If there’s anything the past few years should have taught businesses, it is that if you think you can just wait a month or a few months to patch vulnerabilities when a patch is released, expect to hacked by threat actors who are already searching for businesses that haven’t patched. In this week’s example, Bleeping Computer reports:
Cactus ransomware has been exploiting critical vulnerabilities in the Qlik Sense data analytics solution to get initial access on corporate networks.
Qlik Sense supports multiple data sources and allows users to create custom data reports or interactive visualizations that can serve in decision making processes.
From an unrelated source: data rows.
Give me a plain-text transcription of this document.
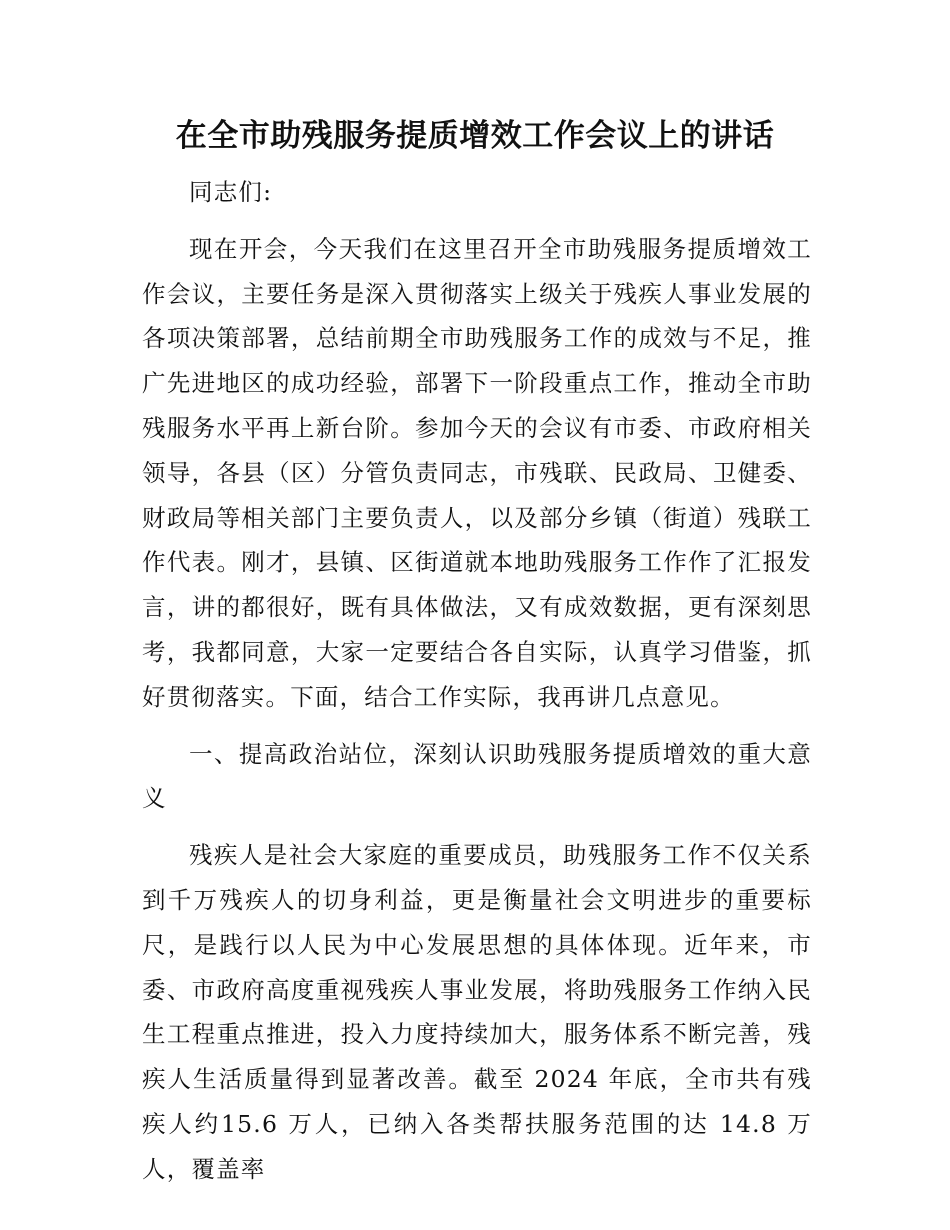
在全市助残服务提质增效工作会议上的讲话

同志们:

现在开会，今天我们在这里召开全市助残服务提质增效工作会议，主要任务是深入贯彻落实上级关于残疾人事业发展的各项决策部署，总结前期全市助残服务工作的成效与不足，推广先进地区的成功经验，部署下一阶段重点工作，推动全市助残服务水平再上新台阶。参加今天的会议有市委、市政府相关领导，各县（区）分管负责同志，市残联、民政局、卫健委、财政局等相关部门主要负责人，以及部分乡镇（街道）残联工作代表。刚才，县镇、区街道就本地助残服务工作作了汇报发言，讲的都很好，既有具体做法，又有成效数据，更有深刻思考，我都同意，大家一定要结合各自实际，认真学习借鉴，抓好贯彻落实。下面，结合工作实际，我再讲几点意见。

一、提高政治站位，深刻认识助残服务提质增效的重大意义

残疾人是社会大家庭的重要成员，助残服务工作不仅关系到千万残疾人的切身利益，更是衡量社会文明进步的重要标尺，是践行以人民为中心发展思想的具体体现。近年来，市委、市政府高度重视残疾人事业发展，将助残服务工作纳入民生工程重点推进，投入力度持续加大，服务体系不断完善，残疾人生活质量得到显著改善。截至 2024 年底，全市共有残疾人约15.6 万人，已纳入各类帮扶服务范围的达 14.8 万人，覆盖率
The product can work both locally or in the cloud.
In late August, the vendor released security updates for two critical vulnerabilities affecting the Windows version of the platform. One of the vulnerabilities, a path traversal bug tracked as CVE-2023-41266, could be exploited to generate anonymous sessions and perform HTTP requests to unauthorized endpoints.
The second issue, tracked as CVE-2023-41265 and with a critical severity of 9.8, does not require authentication and can be leveraged to elevate privileges and execute HTTP requests on the backend server that hosts the application.
On September 20, Qlik discovered that the fix for CVE-2023-41265 was insufficient provided a new update, tracking the issue as a separate vulnerability identified as CVE-2023-48365.
In a recent report, cybersecurity company Arctic Wolf warns of Cactus ransomware actively exploiting these flaws on publicly-exposed Qlik Sense instances that remain unpatched.